Wir als Institut können in erster Linie unsere technologische Infrastruktur zur Verfügung stellen, die die Gründer – in der Startphase, aber manchmal auch darüber hinaus – mitbenutzen können. Sie ist zwar zu Forschungszwecken zusammengestellt, aber durchaus für die Kleinserienfertigung geeignet. Wenn man einen Reinraum erst mal mieten kann, statt gleich einen zu bauen, werden die Einstiegskosten geringer. Zudem kann man testen, ob die Geschäfte so gut laufen, dass die Investition refinanzierbar ist. Darüber hinaus sind wir natürlich gut vernetzt, das hilft bei der Suche nach weiteren Mitarbeitern und dem Aufbau von Geschäftsbeziehungen.

Sie werden gerne als Gründervater bezeichnet. Welche Rolle spielen Sie ganz persönlich?

Ich bin überzeugt, dass die Forschungsergebnisse, die wir produzieren, auch genutzt werden müssen, zumindest mittelbar. Aber wir als Forschungseinrichtung mit 300 Köpfen können nicht so strategisch vorgehen, wie beispielsweise Universitäten, die mittlerweile den entsprechenden formalen Apparat zur Verfügung haben, um Ausgründungen systematisch zu fördern. Also treibe ich das ein bisschen voran.

Wie sieht das konkret aus?

Tatsächlich spielen Erfahrung und Kontakte eine wesentliche Rolle. Wenn wir sehen, dass ein größeres Interesse an unserer Entwicklung besteht und ein gewisser Bedarf, dann setze ich mich mit den entsprechenden Leuten am Institut zusammen. Wenn sich dann ein tragfähiges Geschäftsmodell abzeichnet, dann ermuntere ich sie, in Richtung Gründung aktiv zu werden. Schlimmstenfalls drohe ich an, dass ich es selber mache. Das wirkt auch. Ohne Witz. Auf der anderen Seite gibt es aber natürlich auch Fälle, bei denen Initiative von den Mitarbeitern ausgeht, wie zum Beispiel bei BEAPLAS.

Aber nicht jeder Forscher ist doch geeignet und gewillt, selber zum Unternehmer zu werden?

Das ist nicht einfach. Denn es ist klar, dass jeder Gründer ein höheres Risiko geht. Seine Karriereentwicklung ist nicht so vorhersehbar, das Einkommen auch nicht. Das muss man wollen. Die meisten unserer Mitarbeiter haben auch keinen betriebswirtschaftlichen Hintergrund. Aber Geld ist bei uns im täglichen Geschäft immer ein Thema, wir kleben an alle Entwicklungen und Services ein Preisschild, denn die Ressourcen sind knapp. Insofern ist den meisten ein gewisses merkantiles Denken nicht ganz fremd. Und wenn es ernst wird, stellen wir geeignete Teams zusammen und holen uns gegebenenfalls das fehlende Know-how an Bord, wie etwa zuletzt bei UV-photonics, wo wir einen Kollegen engagiert haben, der schon eine erfolgreiche Gründung hinter sich hat.

Wie wichtig ist bei alledem ein gründerfreundliches Umfeld?

Für unsere Gründungsentscheidung selbst spielt es keine so entscheidende Rolle: Wenn wir gründen wollen, machen wir es. Aber es ist natürlich gut, keine weiteren Hürden zu haben und Unterstützung zu erfahren. Das Klima für Gründer ist hier in Berlin gut. Und es gibt auch eine Fülle staatlicher Förderprogramme wie etwa EXIST vom Bundeswirtschaftsministerium. Darüber hinaus kommen uns die Infrastrukturen zugute, wie sie etwa die TU Berlin bietet, mit Gründerseminaren, entsprechender Beratung und weiteren Kontakten.

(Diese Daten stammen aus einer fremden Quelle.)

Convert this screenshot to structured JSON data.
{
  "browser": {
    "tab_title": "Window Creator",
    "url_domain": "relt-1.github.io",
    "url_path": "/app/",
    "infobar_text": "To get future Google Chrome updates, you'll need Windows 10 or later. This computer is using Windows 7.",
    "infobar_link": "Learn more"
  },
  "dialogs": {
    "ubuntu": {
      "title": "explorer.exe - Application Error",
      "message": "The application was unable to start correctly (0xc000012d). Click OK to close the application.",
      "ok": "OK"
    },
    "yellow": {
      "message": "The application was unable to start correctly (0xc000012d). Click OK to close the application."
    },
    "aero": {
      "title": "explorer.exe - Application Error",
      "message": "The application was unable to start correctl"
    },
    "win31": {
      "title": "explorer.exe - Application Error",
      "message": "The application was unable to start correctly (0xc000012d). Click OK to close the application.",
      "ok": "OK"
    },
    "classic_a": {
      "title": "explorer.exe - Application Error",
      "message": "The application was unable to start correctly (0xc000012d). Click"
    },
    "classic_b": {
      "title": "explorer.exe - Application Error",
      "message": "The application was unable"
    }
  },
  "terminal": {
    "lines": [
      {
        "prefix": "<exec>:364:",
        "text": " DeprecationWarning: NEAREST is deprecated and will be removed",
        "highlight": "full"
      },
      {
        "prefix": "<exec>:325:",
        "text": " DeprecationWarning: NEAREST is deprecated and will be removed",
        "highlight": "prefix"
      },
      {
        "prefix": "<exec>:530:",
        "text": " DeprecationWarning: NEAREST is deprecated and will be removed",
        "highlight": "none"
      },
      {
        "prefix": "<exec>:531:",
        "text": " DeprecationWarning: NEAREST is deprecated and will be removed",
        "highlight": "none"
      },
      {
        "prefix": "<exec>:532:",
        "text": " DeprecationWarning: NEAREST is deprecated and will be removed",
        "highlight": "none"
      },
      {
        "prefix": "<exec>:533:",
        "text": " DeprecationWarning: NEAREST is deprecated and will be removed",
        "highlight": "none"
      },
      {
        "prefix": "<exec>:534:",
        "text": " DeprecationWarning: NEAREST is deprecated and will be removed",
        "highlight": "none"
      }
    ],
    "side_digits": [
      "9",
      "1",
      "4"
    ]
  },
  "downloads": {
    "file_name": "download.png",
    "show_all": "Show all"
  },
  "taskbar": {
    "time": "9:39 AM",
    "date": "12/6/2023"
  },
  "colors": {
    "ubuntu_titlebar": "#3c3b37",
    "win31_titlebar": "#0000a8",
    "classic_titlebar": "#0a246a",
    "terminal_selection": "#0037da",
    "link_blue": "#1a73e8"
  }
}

Gibt es denn etwas, dass Sie sich in dieser Hinsicht noch wünschen würden?

Am Ende entscheidend ist natürlich, dass man das nötige Kapital für seine Unternehmung bekommt. Und das ist hierzulande eher ein grundsätzliches Problem, weil die Risikobereitschaft einfach geringer ist als zum Beispiel in Amerika. Bei uns scheut man sich einfach, etwas in den Sand zu setzen. Dort wird investiert. Wenn es schiefgeht, versucht man etwas anderes, und wenn nicht, dann ist es super.